West Hollywood City Council member John Heilman, an openly gay law professor at USC and Whittler Law School, is in Stockholm researching LGBT rights in Europe. He emailed some observations from the Stockholm Pride Parade and panels on transgender rights in Europe to LGBT POV editor Karen Ocamb.
From John Heilman:
The trans man who became pregnant, Thomas Beatie, opened Stockholm Pride. He spoke about his decision to go public after gossip started in his town about his pregnancy. Beatie was well received. In Sweden, the Christian Minister of Health requires trans members to remove reproductive organs in order to transition.
Military openly recruits at the Pride festival.
The Commissioner for Human Rights issued a report in June 2011 for the European Union on discrimination against LGBT people in Europe. Micah Grzynowicz, who worked on the report, talked about it at the Pride festival. He said he discussed the report with the Swedish Minister for the European Union, Birgitta Ohlsson. It's the first time such a report of this nature was done. It required cooperation between academics, NGO’s, human rights organizations in government and the United Nations program on refugees.
The report has 6 sections; three were discussed: 1) Assembly and association, 2) violence and asylum, and 3) legal recognition of trans people. The report is important but the recommendations are not valid. Thomas Hammemburg from Sweden was responsible for the report. Europe is divided on LGBT rights with lots of progress in Western Europe but with little progress in East. Report can be downloaded in English.
More from Heilman:
On Assembly and association – 12 out of 47 states have bans on LGBT pride festivals and gatherings. And even of those remaining, there has been violence associated with these events. The countries that ban Pride have a prohibition forbidding any promotion of homosexuality.
Recommendations from report:
1. Respect right of freedom of assembly of LGBT persons to ensure peaceful pride and other public events
2. Provide protection to participants of peaceful Pride and other LGBT gatherings.
3. Respect right of freedom of expression.
Next section was on violence. Three major issues: underreporting of violence and harassment against LGBT people. Some is based on lack of law enforcement training. In some countries, there are no nationwide hate crime laws, especially in Eastern Europe. Only two countries have protections for trans people in discrimination laws.
Some countries provide asylum for people who are faced with violence based on LGBT status. LGBT refugees may be discriminated against.
Recommendations: improving immigration education and improving safety at refugee centers.
The last topic was on trans rights and gender recognition.
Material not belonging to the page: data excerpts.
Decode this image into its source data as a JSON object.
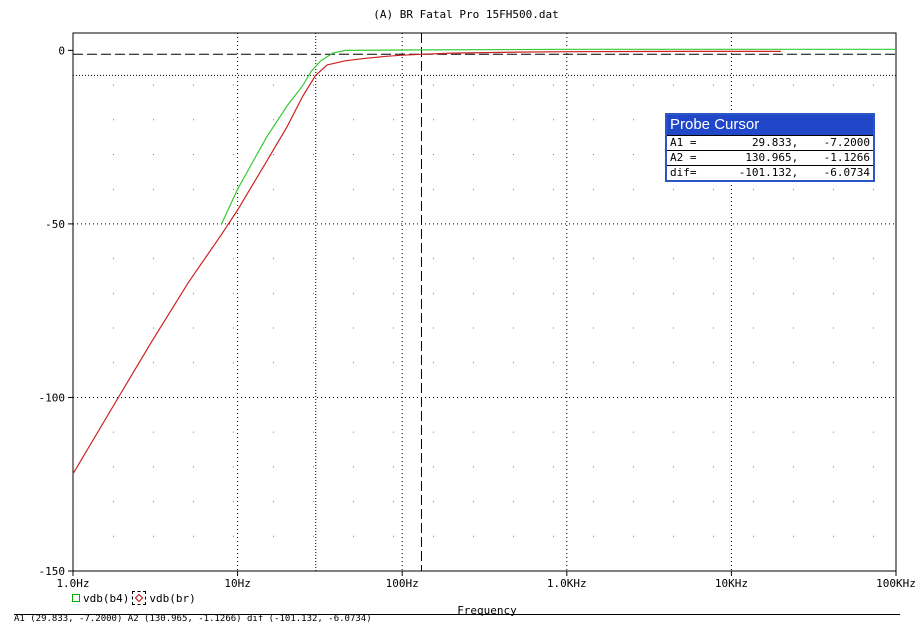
{
  "window_title": "(A) BR Fatal Pro 15FH500.dat",
  "chart_data": {
    "type": "line",
    "x_scale": "log",
    "x_range_hz": [
      1,
      100000
    ],
    "ylim": [
      -150,
      5
    ],
    "xlabel": "Frequency",
    "x_tick_values": [
      1,
      10,
      100,
      1000,
      10000,
      100000
    ],
    "x_tick_labels": [
      "1.0Hz",
      "10Hz",
      "100Hz",
      "1.0KHz",
      "10KHz",
      "100KHz"
    ],
    "y_tick_values": [
      0,
      -50,
      -100,
      -150
    ],
    "y_tick_labels": [
      "0",
      "-50",
      "-100",
      "-150"
    ],
    "grid": "dotted",
    "series": [
      {
        "name": "vdb(b4)",
        "color": "#33cc33",
        "marker": "square",
        "points": [
          [
            8,
            -50
          ],
          [
            10,
            -40
          ],
          [
            15,
            -25
          ],
          [
            20,
            -16
          ],
          [
            25,
            -10
          ],
          [
            28,
            -6
          ],
          [
            32,
            -3
          ],
          [
            38,
            -0.8
          ],
          [
            45,
            0
          ],
          [
            100,
            0.1
          ],
          [
            1000,
            0.3
          ],
          [
            10000,
            0.3
          ],
          [
            100000,
            0.3
          ]
        ]
      },
      {
        "name": "vdb(br)",
        "color": "#cc2222",
        "marker": "diamond",
        "points": [
          [
            1,
            -122
          ],
          [
            2,
            -98
          ],
          [
            3,
            -84
          ],
          [
            5,
            -67
          ],
          [
            8,
            -53
          ],
          [
            10,
            -46
          ],
          [
            15,
            -32
          ],
          [
            20,
            -22
          ],
          [
            25,
            -13
          ],
          [
            29.833,
            -7.2
          ],
          [
            35,
            -4.2
          ],
          [
            45,
            -3
          ],
          [
            60,
            -2.3
          ],
          [
            80,
            -1.7
          ],
          [
            100,
            -1.4
          ],
          [
            130.965,
            -1.1266
          ],
          [
            200,
            -0.8
          ],
          [
            500,
            -0.5
          ],
          [
            1000,
            -0.4
          ],
          [
            5000,
            -0.3
          ],
          [
            20000,
            -0.3
          ]
        ]
      }
    ],
    "cursors": [
      {
        "name": "A1",
        "x": 29.833,
        "y": -7.2
      },
      {
        "name": "A2",
        "x": 130.965,
        "y": -1.1266
      }
    ],
    "reference_level_db": -1.1266
  },
  "probe_cursor": {
    "title": "Probe Cursor",
    "rows": [
      {
        "label": "A1 =",
        "x": "29.833,",
        "y": "-7.2000"
      },
      {
        "label": "A2 =",
        "x": "130.965,",
        "y": "-1.1266"
      },
      {
        "label": "dif=",
        "x": "-101.132,",
        "y": "-6.0734"
      }
    ]
  },
  "legend": {
    "items": [
      "vdb(b4)",
      "vdb(br)"
    ]
  },
  "status_text": "A1 (29.833, -7.2000)  A2 (130.965, -1.1266)  dif (-101.132, -6.0734)"
}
Trans rights are mainstreamed throughout report. 24 out of 47 states do not have any law at all; 13 of the 24 are case by case; 29 countries have sterilization requirements. If you have gender reassignment you are required to be sterilized; 4 countries do not require this. Some require you to be unmarried to have gender reassignment. Rights for transgender people are not so neatly divided into West vs Eastern Europe. There are some issues with name changes and diplomas. But there is a Big issue with access to health care for trans people, as well as issues about who bears the cost of gender reassignment surgery.